It looks to me that there is currently deep confusion around the use of both words "chaos" and "disorder" in the field of dynamical systems. Sometimes the meaning "unpredictability" is evident in that usage. But at other time the meaning "disorganization" is. These two ideas are different and very often are in need of critical distinction.

An important usage of "disorganization" is the "disunion of constituent parts". It pertains to structure, arrangement or configuration. It is a phenomenon that can be observed statically, instantaneously, without the passage of time. It pertains to the interrelationships among parts. It also pertains to the relationship of the parts to the whole. It is well-modeled by geometry, topology and graph theory. Any notion of the "degree of organization or disorganization" would pertain to how rich the interrelationships among parts are. Defining a measure for this would be challenging, and none dominates.

On the other hand, "unpredictability" pertains to chance variation, probability and even epistemology. It is defined independently from any notion of parts/whole. It is well-modeled by probability theory and stochastic processes. Any notion of "degree of predictability or unpredictability" would be subject to some matter of probabilities. In information theory, it is measured by statistical entropy and its related entropic functionals (relative entropy, conditional entropy, mutual information, entropy rate, etc.) It is worth noting that the definition of statistical entropy has probabilities as its only parameters. Thus, it is capable of measuring degrees of predictability or unpredictability, but not degrees of organization or disorganization.

Of course, the two ideas can be combined. For example, one could be interested how a collection of constituent parts are arranged, configured or organized - and how that organization changes (subject to chance) over time. (Such as particles in an ideal gas.) We could even define some kind of stochastic dynamical system wherein (instantaneous) system state could be its current organization (defined as, say, a topology), and where the Markov chains (or more elaborate conditional processes) can provide the stochastic dynamics.

This confusion further shows up in the use of "chaos" in dynamical systems. One dictionary defines "chaos" as "where chance reins supreme". But in nonlinear dynamics, "chaos" means "sensitivity to initial conditions" and is strictly deterministic. (That is, chance is banished from "Chaos Theory").

Food for thought.

Grant

On 12/1/14, 3:57 AM, Eric Smith wrote:
Hi Nick and Arlo,

Yes. What got me about this was the fact that the idea of gas as a chaotic state of matter goes WAY back.

Here it seems the etymology goes the other way, though, right? The notion of a "chaotic state of matter" is actually a new borrowing of a term, with about as much connection to the original as Murray's "color" in QCD has to the visual chromatic spectrum.

If original chaos meant mostly a void or gap (which seems to be what Wikipedia -- the authority on all matters -- says, then it is not a bad fit to most of our everyday experience of gases, and would work even better for the vacuum.

It seems that the Term of Art "chaos", referring to tons of structure that is merely recalcitrant to description, is the odd man out.

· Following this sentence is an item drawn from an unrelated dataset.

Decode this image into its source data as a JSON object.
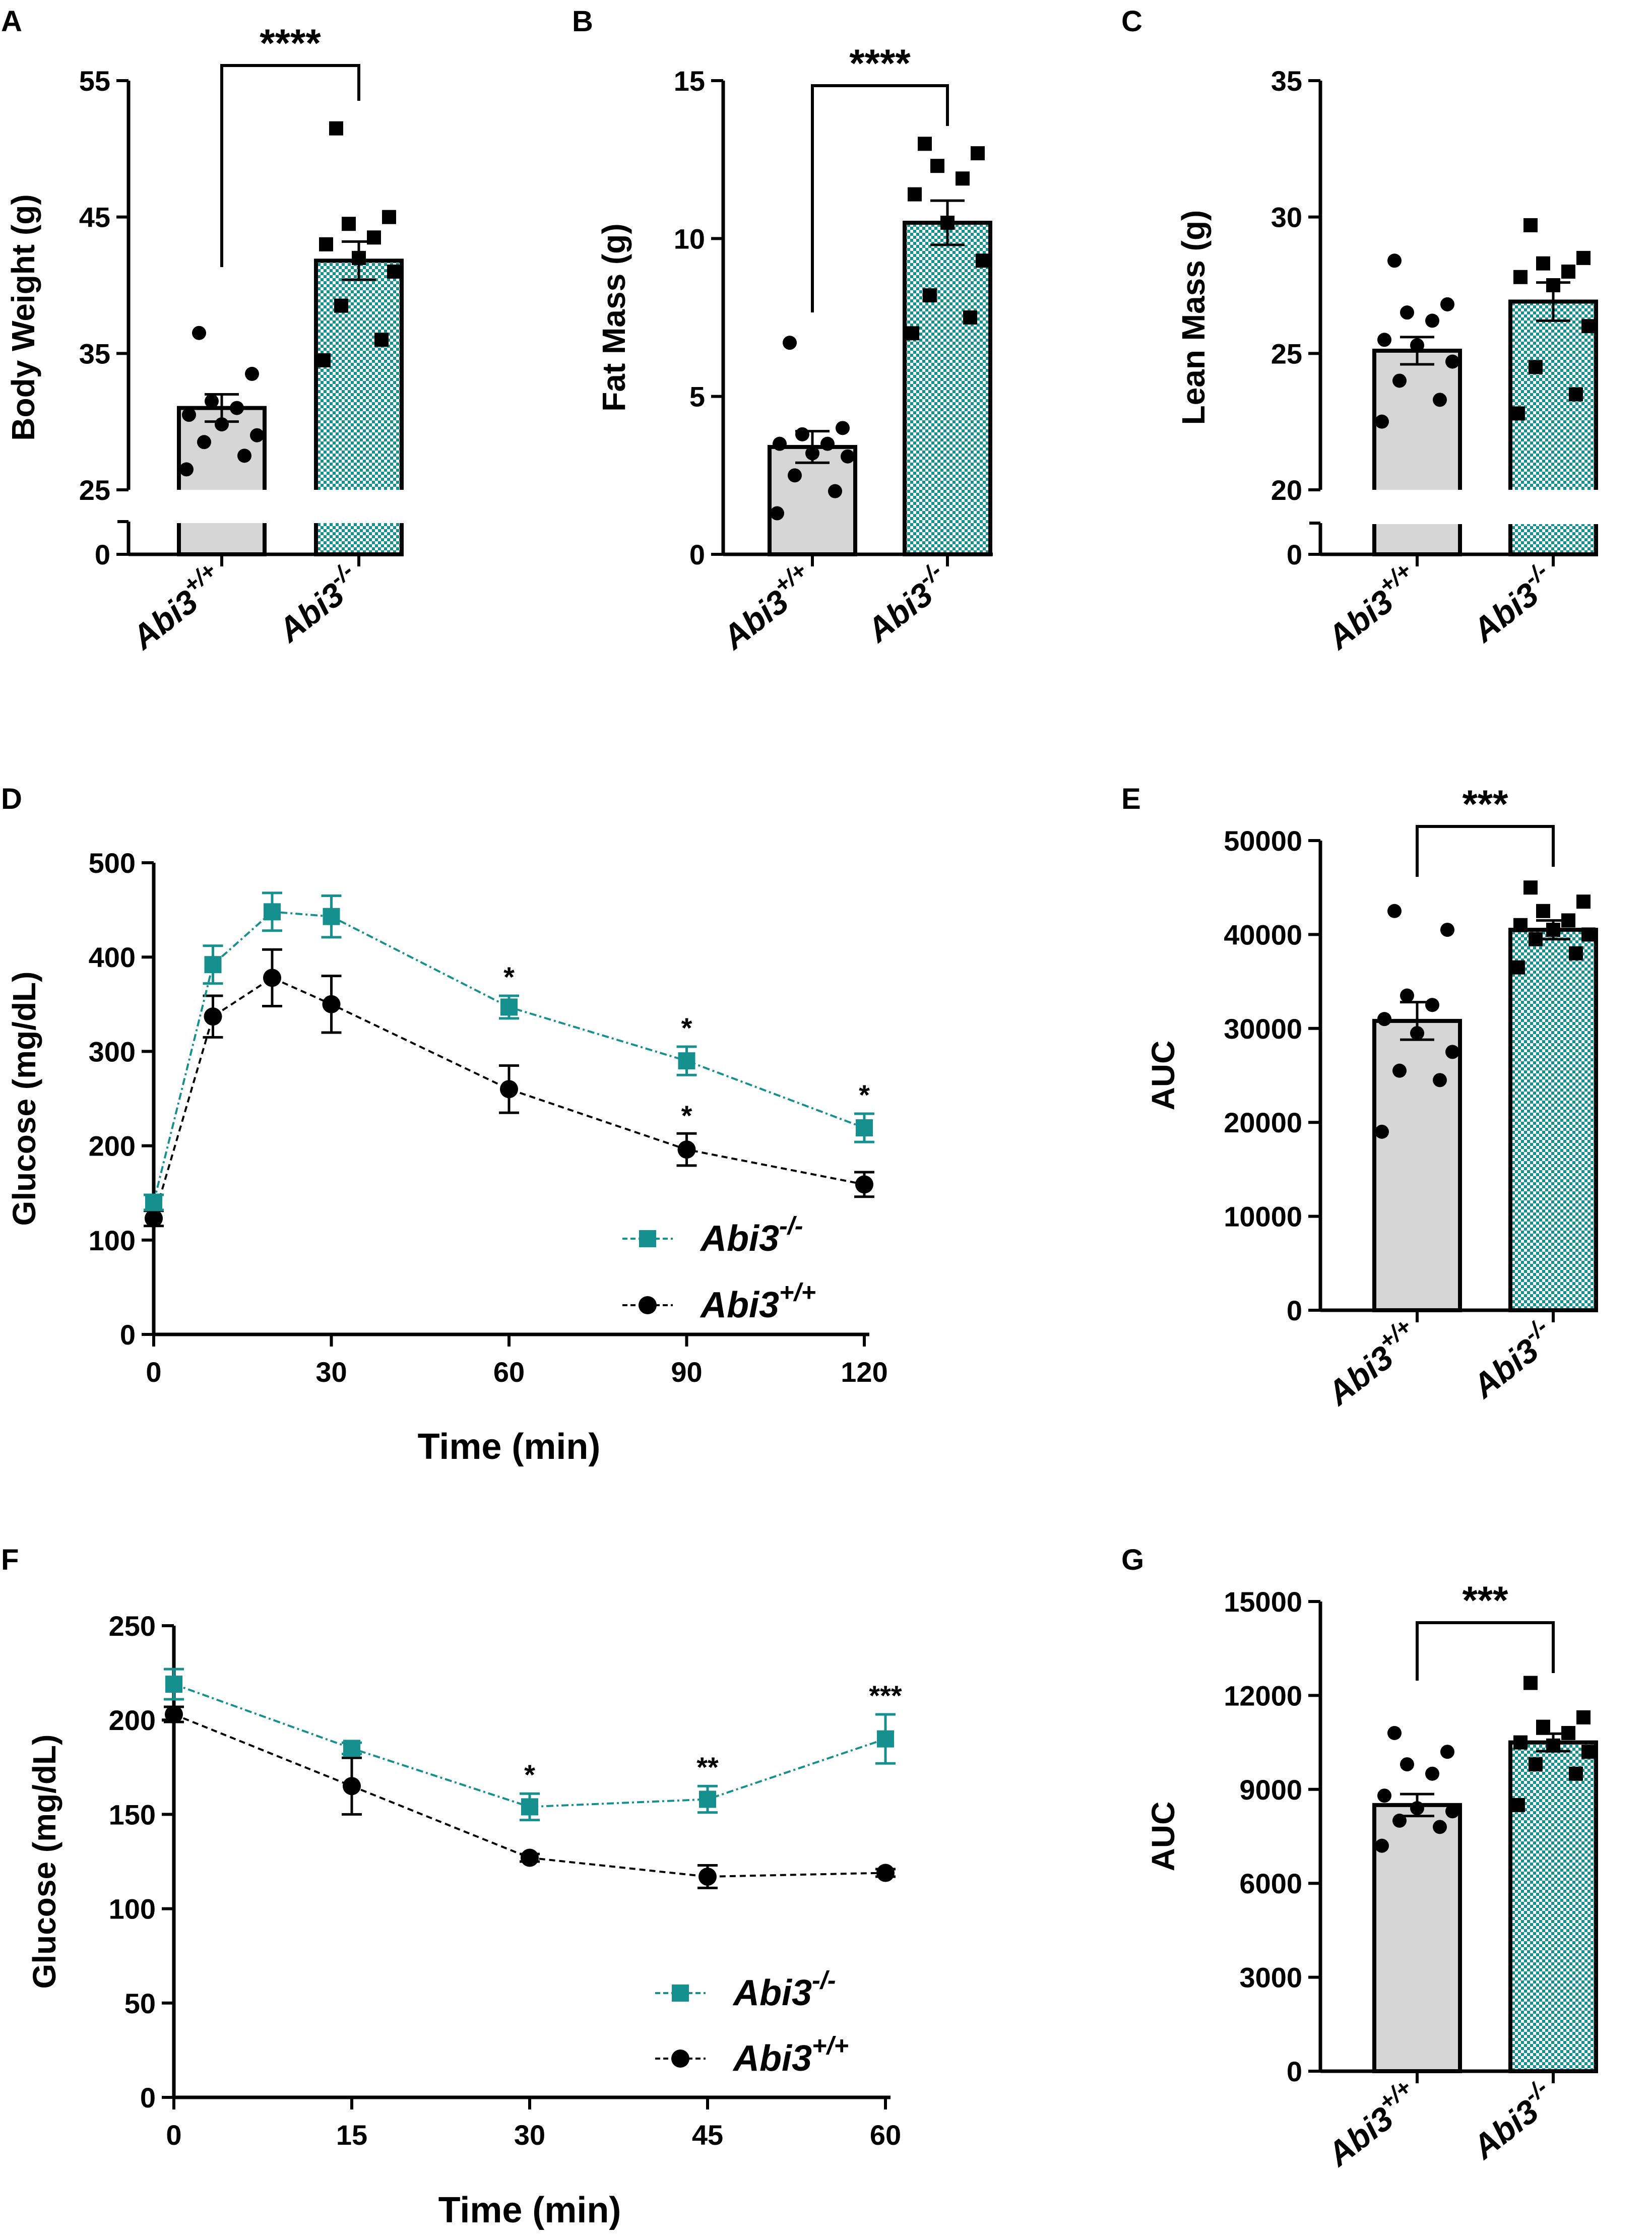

Although, perhaps the argument against my position is that when artists need to represent chaos, they paint a lot of structure that is meant to exist but to defy description. Since I don't know how ancient Greeks actually handled these things, maybe, as you say, they wouldn't tolerate a notion of "not-there", so they would have conceived of gaps as having a substantive essence, but just beyond tractability by perception, in which case modern chaos would indeed be much older.